He held both hands up, surrender fashion. “We’re not animals, gentlemen, and I’ve got nothing against you. You’re doing your job. That’s admirable.”
“Shut up.”
“Certainly.” He did, walking quietly between the two combat-booted guards down a long gray service corridor until they gestured for him to go left instead of right, an amusing change in the routine. It took them past a number of interview rooms with glass windows. All empty of entertainment, except the next to last.
“Eyes front, walk on, Jones.”
He’d come to a dead stop based on the fact his heart seized, but a hard shove in the back made him move with what remaining electrical impulses connected to his body.
Like a chicken with his head cut off, he staggered past the window and was shoved into the empty room beyond it where his hopes for freedom, for a different future, died.
She was here in New York. Alone in an interrogation room.
She’d shaved her hair off.
She’d looked at him with blank eyes.
He loved her and she would get her revenge.
He knew that for the truth when his lawyer arrived. “Gino,” he said, trying not to shed feathers and chicken guts all over Gino Andretti’s European tailoring.
“Cleve,” said Gino, composed but wearing the subtle expression of “we might have a problem.”
“They have Aria,” Cleve said, as they both settled at the table.
“Yes. I was informed of that now. How do you know?”
“They made sure I saw her.”
“Ah. They want you frightened, making mistakes.”
“I don’t know how they found her, so she has to be doing this voluntarily. She’s going to bury me.” He was frightened. He could easily make a mistake.
“We can discredit her, another thief. We can turn her into a crime madam. Tip them off to the professor’s antiquities stash—it’s all stolen, it’s all in her name. Nothing she says can stick to you.”
“No.”
“I’ll start with—”
“I mean, no, we’re not doing that.” He wouldn’t exchange his freedom for hers. He wouldn’t do anything to deliberately hurt her, because that would be a mistake he couldn’t live with.
“Cleve, they have nothing on you except this anonymous informant’s information.”
“Has to be Brandon. His revenge for being dismissed.”
Gino grunted agreement. “He got a generous severance.”
“Not generous enough.” Or too damn generous, depending on how you wanted to view the betrayal. But as soon as Brandon was found, he’d be shown the error of his ways and why a sudden catastrophic memory failure was an excellent career move. “We do nothing to hurt Aria.”
“Your old flame will sing her tainted little heart out to save herself. It’s only fair you do the same.”
“No.”
“You’ll go down if she incriminates you.”

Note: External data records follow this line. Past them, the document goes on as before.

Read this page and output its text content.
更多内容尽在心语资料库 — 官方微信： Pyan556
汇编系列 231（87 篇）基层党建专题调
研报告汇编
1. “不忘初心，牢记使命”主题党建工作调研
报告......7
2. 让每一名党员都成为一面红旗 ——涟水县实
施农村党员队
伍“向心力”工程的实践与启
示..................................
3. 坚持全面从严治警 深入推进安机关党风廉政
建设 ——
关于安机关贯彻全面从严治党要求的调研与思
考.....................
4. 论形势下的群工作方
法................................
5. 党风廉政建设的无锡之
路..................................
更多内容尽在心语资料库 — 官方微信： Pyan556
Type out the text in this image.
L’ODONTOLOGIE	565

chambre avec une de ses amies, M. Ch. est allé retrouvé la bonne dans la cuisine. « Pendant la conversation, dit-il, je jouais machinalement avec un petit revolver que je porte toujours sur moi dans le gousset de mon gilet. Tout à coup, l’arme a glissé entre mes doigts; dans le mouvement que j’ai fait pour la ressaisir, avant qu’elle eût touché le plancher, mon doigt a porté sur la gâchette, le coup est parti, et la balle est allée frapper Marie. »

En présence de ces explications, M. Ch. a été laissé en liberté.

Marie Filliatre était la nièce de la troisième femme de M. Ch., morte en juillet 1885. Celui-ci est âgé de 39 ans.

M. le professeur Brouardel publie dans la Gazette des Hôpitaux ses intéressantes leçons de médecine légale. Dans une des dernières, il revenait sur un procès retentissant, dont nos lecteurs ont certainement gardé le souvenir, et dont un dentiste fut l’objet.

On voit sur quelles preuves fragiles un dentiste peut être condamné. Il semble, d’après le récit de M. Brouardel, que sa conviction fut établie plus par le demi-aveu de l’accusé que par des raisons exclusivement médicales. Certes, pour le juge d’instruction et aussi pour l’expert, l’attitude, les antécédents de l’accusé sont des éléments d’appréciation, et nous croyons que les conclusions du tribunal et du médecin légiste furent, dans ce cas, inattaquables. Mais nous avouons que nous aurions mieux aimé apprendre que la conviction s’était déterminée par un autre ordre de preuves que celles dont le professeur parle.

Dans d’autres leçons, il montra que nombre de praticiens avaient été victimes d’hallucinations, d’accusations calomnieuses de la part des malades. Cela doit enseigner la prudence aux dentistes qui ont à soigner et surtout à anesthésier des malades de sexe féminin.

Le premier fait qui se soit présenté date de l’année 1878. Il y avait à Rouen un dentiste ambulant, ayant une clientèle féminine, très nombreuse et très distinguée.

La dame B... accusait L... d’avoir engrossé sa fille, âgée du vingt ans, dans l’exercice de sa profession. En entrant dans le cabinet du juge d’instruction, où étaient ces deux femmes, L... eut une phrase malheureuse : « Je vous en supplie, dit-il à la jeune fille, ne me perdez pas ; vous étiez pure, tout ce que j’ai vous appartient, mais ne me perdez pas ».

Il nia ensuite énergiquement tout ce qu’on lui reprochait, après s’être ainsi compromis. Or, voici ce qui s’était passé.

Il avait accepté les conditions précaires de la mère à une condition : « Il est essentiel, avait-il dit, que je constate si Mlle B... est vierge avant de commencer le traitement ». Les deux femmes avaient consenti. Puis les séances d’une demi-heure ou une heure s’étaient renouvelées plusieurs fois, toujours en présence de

She’d do more than frame him up as the Mr. Big of the snatch-and-grab, the alpha hooligan of the hustle. She’d incinerate any chance he had of walking free. Every male agent in the building would have a stiffy, every female agent a wide-on for Aria’s ability to finger him as the Shadow. She didn’t even have to try too hard—he’d given her everything she needed to bring him down for the Sweet Celestia’s heist alone.
He scrubbed at his face. In a way he’d been waiting for this moment all his life. He’d go to prison for all the innocent people he’d ripped off as a kid, for all the marks he’d stolen from for the professor as an adult, and for all the rich fucks and less successful underworld figures he’d defrauded, tricked and robbed as he’d made a name for himself.